A young Lee Marvin played the heavy. Blink and you'll miss a very young Carolyn Jones (Morticia in The Addams Family). Here, she’s a blond. Marlon Brando’s sister is also here. But let’s talk about Gloria, shall we?

Longtime readers may remember Grahame from such hits as The Greatest Show on Earth (1952), and small parts in It’s a Wonderful Life (1946) and Song of the Thin Man (1947). Eventually I will see her in a Lonely Place (1950) and maybe never in Oklahoma! (1955). She got this job as the babydoll floozy because Marilyn was too expensive. She didn’t get along too well in Hollywood, perhaps bristling over the stream of shallow sexpot roles she was offered, and quality work dried up.

Her personal life wasn’t much better. Her marriage to second husband Nicholas Ray may have been doomed when he found her in bed with his thirteen year old son. But don’t get the wrong idea, she made an honest man of the younger Ray when he later became her fourth husband. She ended up doing a lot of stage and TV work then died young of cancer. Cancer is a bitch.

The Big Heat isn’t terrible, but I am mystified by its reputation. It is over stylized in a bad way, almost laughable. When Bannion is having a touching moment with his family I don’t need the score to smother me with sentiment. I get it. Never-the-less, I won’t punish it for high expectations. AMRU 3.

Wednesday, April 25, 2012

The Greatest Show on Earth (1952)

Trapeze artist Holly (Betty Hutton) has finally won the coveted center ring, but boss man boyfriend Brad (Charlton Heston) has sawdust in his veins, you see. To help the show he hires hotshot Sebastian (Cornel Wilde) and gives him the center ring. But he promised that to her! What, does he have sawdust in his veins?

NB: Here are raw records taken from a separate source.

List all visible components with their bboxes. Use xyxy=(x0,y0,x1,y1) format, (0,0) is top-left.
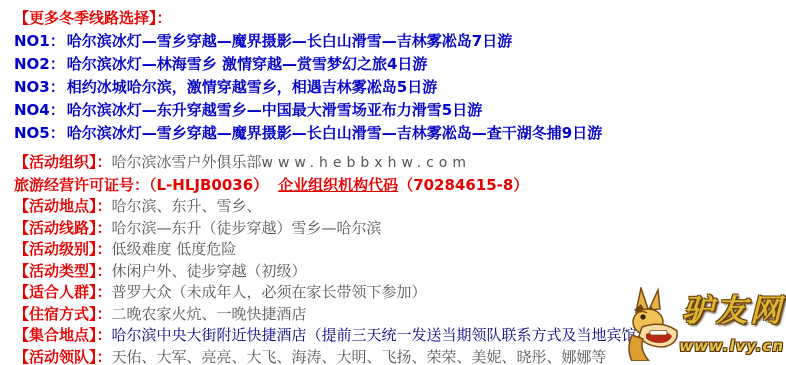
info-label: 【活动线路】： xyxy=(14,219,112,237)
routes-header: 【更多冬季线路选择】： xyxy=(14,7,786,30)
donkey-logo-icon xyxy=(621,287,687,365)
info-label: 【住宿方式】： xyxy=(14,305,112,323)
route-title: 哈尔滨冰灯—雪乡穿越—魔界摄影—长白山滑雪—吉林雾凇岛7日游 xyxy=(67,32,512,50)
info-row-type: 【活动类型】：休闲户外、徒步穿越（初级） xyxy=(14,261,786,283)
watermark-site-url: www.lvy.cn xyxy=(679,335,784,357)
route-link-no3[interactable]: NO3：相约冰城哈尔滨，激情穿越雪乡，相遇吉林雾凇岛5日游 xyxy=(14,76,786,99)
info-value: 哈尔滨、东升、雪乡、 xyxy=(112,197,262,215)
info-label: 【活动领队】： xyxy=(14,348,112,365)
route-title: 哈尔滨冰灯—林海雪乡 激情穿越—赏雪梦幻之旅4日游 xyxy=(67,55,428,73)
info-value: 哈尔滨—东升（徒步穿越）雪乡—哈尔滨 xyxy=(112,219,382,237)
organizer-line: 【活动组织】：哈尔滨冰雪户外俱乐部www.hebbxhw.com xyxy=(14,152,786,175)
watermark-text: 驴友网 www.lvy.cn xyxy=(679,291,784,357)
info-label: 【活动级别】： xyxy=(14,240,112,258)
site-watermark: 驴友网 www.lvy.cn xyxy=(621,291,786,365)
route-number: NO2： xyxy=(14,55,65,73)
org-code-label: 企业组织机构代码 xyxy=(278,176,398,194)
info-row-level: 【活动级别】：低级难度 低度危险 xyxy=(14,239,786,261)
info-value: 普罗大众（未成年人，必须在家长带领下参加） xyxy=(112,283,427,301)
info-label: 【适合人群】： xyxy=(14,283,112,301)
route-link-no2[interactable]: NO2：哈尔滨冰灯—林海雪乡 激情穿越—赏雪梦幻之旅4日游 xyxy=(14,53,786,76)
info-value: 休闲户外、徒步穿越（初级） xyxy=(112,262,307,280)
route-link-no5[interactable]: NO5：哈尔滨冰灯—雪乡穿越—魔界摄影—长白山滑雪—吉林雾凇岛—查干湖冬捕9日游 xyxy=(14,122,786,145)
info-label: 【活动类型】： xyxy=(14,262,112,280)
info-value: 天佑、大军、亮亮、大飞、海涛、大明、飞扬、荣荣、美妮、晓彤、娜娜等 xyxy=(112,348,607,365)
route-link-no4[interactable]: NO4：哈尔滨冰灯—东升穿越雪乡—中国最大滑雪场亚布力滑雪5日游 xyxy=(14,99,786,122)
route-title: 哈尔滨冰灯—雪乡穿越—魔界摄影—长白山滑雪—吉林雾凇岛—查干湖冬捕9日游 xyxy=(67,124,602,142)
organizer-website: www.hebbxhw.com xyxy=(262,155,471,171)
license-line: 旅游经营许可证号：（L-HLJB0036）企业组织机构代码（70284615-8… xyxy=(14,175,786,197)
route-number: NO4： xyxy=(14,101,65,119)
organizer-label: 【活动组织】： xyxy=(14,153,112,171)
info-value: 低级难度 低度危险 xyxy=(112,240,237,258)
info-label: 【集合地点】： xyxy=(14,326,112,344)
winter-routes-post: 【更多冬季线路选择】： NO1：哈尔滨冰灯—雪乡穿越—魔界摄影—长白山滑雪—吉林… xyxy=(0,0,786,365)
route-number: NO3： xyxy=(14,78,65,96)
info-row-route: 【活动线路】：哈尔滨—东升（徒步穿越）雪乡—哈尔滨 xyxy=(14,218,786,240)
route-title: 相约冰城哈尔滨，激情穿越雪乡，相遇吉林雾凇岛5日游 xyxy=(67,78,437,96)
info-row-location: 【活动地点】：哈尔滨、东升、雪乡、 xyxy=(14,196,786,218)
routes-block: 【更多冬季线路选择】： NO1：哈尔滨冰灯—雪乡穿越—魔界摄影—长白山滑雪—吉林… xyxy=(14,7,786,145)
info-label: 【活动地点】： xyxy=(14,197,112,215)
info-value: 二晚农家火炕、一晚快捷酒店 xyxy=(112,305,307,323)
route-number: NO1： xyxy=(14,32,65,50)
watermark-site-name: 驴友网 xyxy=(679,291,784,331)
organizer-club: 哈尔滨冰雪户外俱乐部 xyxy=(112,153,262,171)
route-title: 哈尔滨冰灯—东升穿越雪乡—中国最大滑雪场亚布力滑雪5日游 xyxy=(67,101,482,119)
license-number: 旅游经营许可证号：（L-HLJB0036） xyxy=(14,176,268,194)
route-number: NO5： xyxy=(14,124,65,142)
route-link-no1[interactable]: NO1：哈尔滨冰灯—雪乡穿越—魔界摄影—长白山滑雪—吉林雾凇岛7日游 xyxy=(14,30,786,53)
org-code-value: （70284615-8） xyxy=(398,176,528,194)
info-value: 哈尔滨中央大街附近快捷酒店（提前三天统一发送当期领队联系方式及当地宾馆地址） xyxy=(112,326,682,344)
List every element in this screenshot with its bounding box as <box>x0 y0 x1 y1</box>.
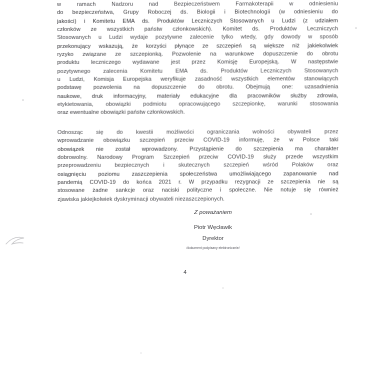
scan-speck <box>140 352 142 354</box>
text-line: do bezpieczeństwa, Grupy Roboczej ds. Bi… <box>57 9 338 18</box>
closing-salutation: Z poważaniem <box>150 210 276 216</box>
text-line: zjawiska jakiejkolwiek dyskryminacji oby… <box>58 195 339 204</box>
signer-title: Dyrektor <box>150 236 276 243</box>
text-line: wprowadzanie obowiązku szczepień przeciw… <box>57 136 338 145</box>
text-line: stosowane żadne sankcje oraz naciski pol… <box>57 186 338 195</box>
scanned-letter-page: w ramach Nadzoru nad Bezpieczeństwem Far… <box>0 0 370 370</box>
page-number: 4 <box>176 270 194 276</box>
pencil-squiggle-artifact <box>4 230 34 250</box>
electronic-signature-note: /dokument podpisany elektronicznie/ <box>150 246 276 250</box>
text-line: oraz ewentualne obowiązki państw członko… <box>57 109 338 118</box>
text-line: etykietowania, obowiązki podmiotu opraco… <box>57 100 338 109</box>
scan-speck <box>222 287 224 289</box>
scan-speck <box>22 99 24 101</box>
scan-speck <box>355 27 357 29</box>
scan-speck <box>310 213 312 215</box>
text-line: Stosowanych u Ludzi wydaje pozytywne zal… <box>57 34 338 43</box>
text-line: przeprowadzeniu bezpiecznych i skuteczny… <box>57 161 338 170</box>
letter-body: w ramach Nadzoru nad Bezpieczeństwem Far… <box>57 0 339 204</box>
signature-block: Piotr Węcławik Dyrektor /dokument podpis… <box>150 225 276 250</box>
paragraph-ema-committee: w ramach Nadzoru nad Bezpieczeństwem Far… <box>57 0 338 118</box>
signer-name: Piotr Węcławik <box>150 225 276 232</box>
paragraph-voluntary-vaccination: Odnosząc się do kwestii możliwości ogran… <box>57 128 338 204</box>
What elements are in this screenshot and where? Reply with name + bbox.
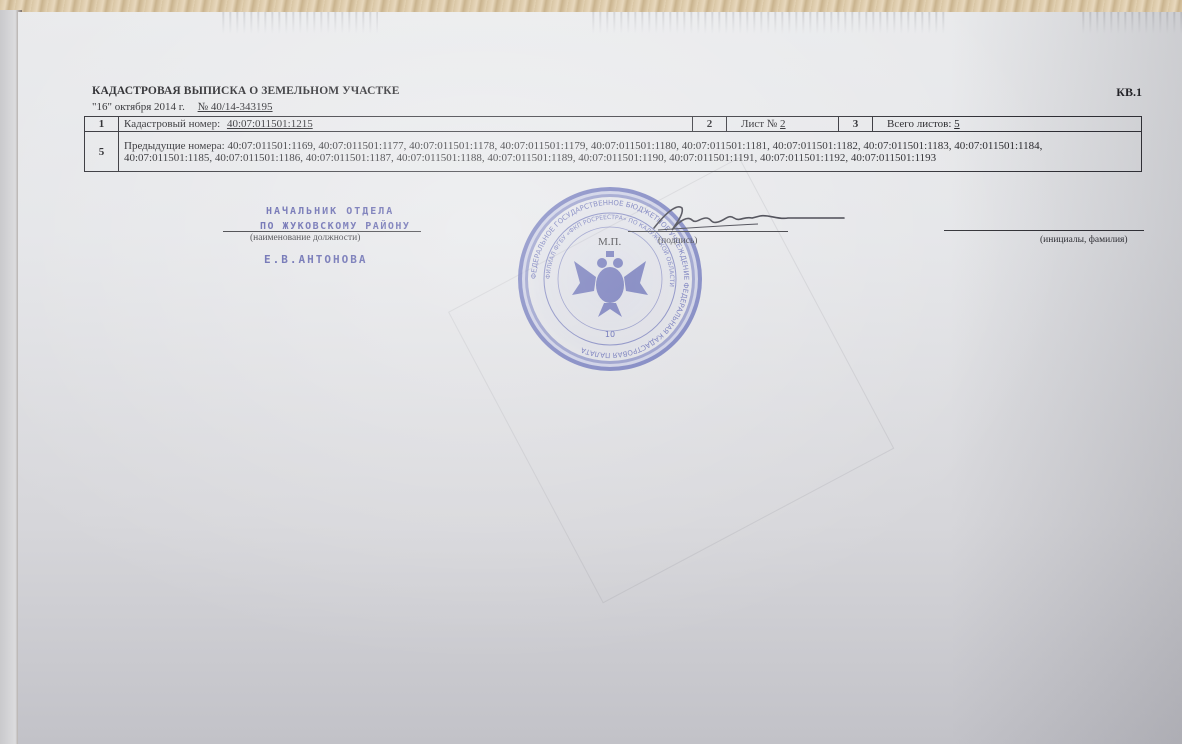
previous-numbers-list: 40:07:011501:1169, 40:07:011501:1177, 40…	[124, 140, 1042, 164]
issue-date: "16" октября 2014 г.	[92, 101, 185, 113]
extract-number: № 40/14-343195	[198, 101, 273, 113]
previous-numbers-label: Предыдущие номера:	[124, 140, 225, 152]
position-line	[223, 231, 421, 232]
total-sheets-value: 5	[954, 118, 960, 130]
form-code: КВ.1	[1116, 85, 1142, 100]
position-stamp-line1: НАЧАЛЬНИК ОТДЕЛА	[266, 206, 394, 217]
header-table: 1 Кадастровый номер: 40:07:011501:1215 2…	[84, 116, 1142, 172]
sheet-number-label: Лист №	[741, 118, 777, 130]
document-title: КАДАСТРОВАЯ ВЫПИСКА О ЗЕМЕЛЬНОМ УЧАСТКЕ	[92, 85, 400, 97]
field-number: 5	[85, 132, 119, 172]
position-caption: (наименование должности)	[250, 233, 360, 243]
cadastral-number-label: Кадастровый номер:	[124, 118, 220, 130]
field-number: 1	[85, 117, 119, 132]
show-through-text	[1078, 12, 1182, 34]
seal-label: М.П.	[598, 236, 621, 248]
previous-numbers-cell: Предыдущие номера: 40:07:011501:1169, 40…	[119, 132, 1142, 172]
table-row: 5 Предыдущие номера: 40:07:011501:1169, …	[85, 132, 1142, 172]
field-number: 2	[693, 117, 727, 132]
table-row: 1 Кадастровый номер: 40:07:011501:1215 2…	[85, 117, 1142, 132]
signature-line	[628, 231, 788, 232]
initials-caption: (инициалы, фамилия)	[1040, 235, 1128, 245]
show-through-text	[588, 12, 948, 34]
svg-text:10: 10	[605, 330, 615, 339]
sheet-number-value: 2	[780, 118, 786, 130]
initials-line	[944, 230, 1144, 231]
total-sheets-label: Всего листов:	[887, 118, 951, 130]
handwritten-signature-icon	[648, 200, 848, 240]
issue-date-line: "16" октября 2014 г. № 40/14-343195	[92, 101, 273, 113]
total-sheets-cell: Всего листов: 5	[873, 117, 1142, 132]
document-page: КАДАСТРОВАЯ ВЫПИСКА О ЗЕМЕЛЬНОМ УЧАСТКЕ …	[18, 12, 1182, 744]
cadastral-number-cell: Кадастровый номер: 40:07:011501:1215	[119, 117, 693, 132]
field-number: 3	[839, 117, 873, 132]
sheet-number-cell: Лист № 2	[727, 117, 839, 132]
name-stamp: Е.В.АНТОНОВА	[264, 253, 367, 266]
show-through-text	[218, 12, 378, 34]
cadastral-number-value: 40:07:011501:1215	[227, 118, 313, 130]
signature-caption: (подпись)	[658, 236, 697, 246]
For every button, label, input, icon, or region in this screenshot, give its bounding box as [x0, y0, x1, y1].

Well, Sebastian (the Great) does his best to show off as well as take after Holly with a vein of another kind. Whatever will Holly do? After all, it's not like she has sawdust in her veins! Oh, yea, and then there's Buttons the Clown (James Stewart) who never takes his makeup off. What's up with that?

This movie had everything! A love triangle, the spectacle of the tawdriest show on earth, a behind the scenes look at how they set up the tents, a three hour run time! Everything short of elephant poop. What more could you ask for? What, don't you have sawdust in your veins?

The principle attraction for me was the fact that it won Best Picture over High Noon (AMRU 3.5) and I had to see how a circus movie could do such a thing. I have to guess that the controversy over the underlying theme of High Noon along with a popular fascination of the topic swayed the day. Calling it tedious is something of an understatement. It was just over two and a half hours, but many dull scenes could have been cut to bring it much closer to 2, if not under. It had one side story after another, with Gloria Grahame (actual hottie) and Dorothy Lamour (you know, from the Hope and Crosby movies) having smallish rolls. Plus there was this gangster sub-plot that seemed to go nowhere.

Anyhow, having said all that, it wasn't too bad of a movie. Clearly no High Noon, but still worth seeing. AMRU 3. Brew some coffee.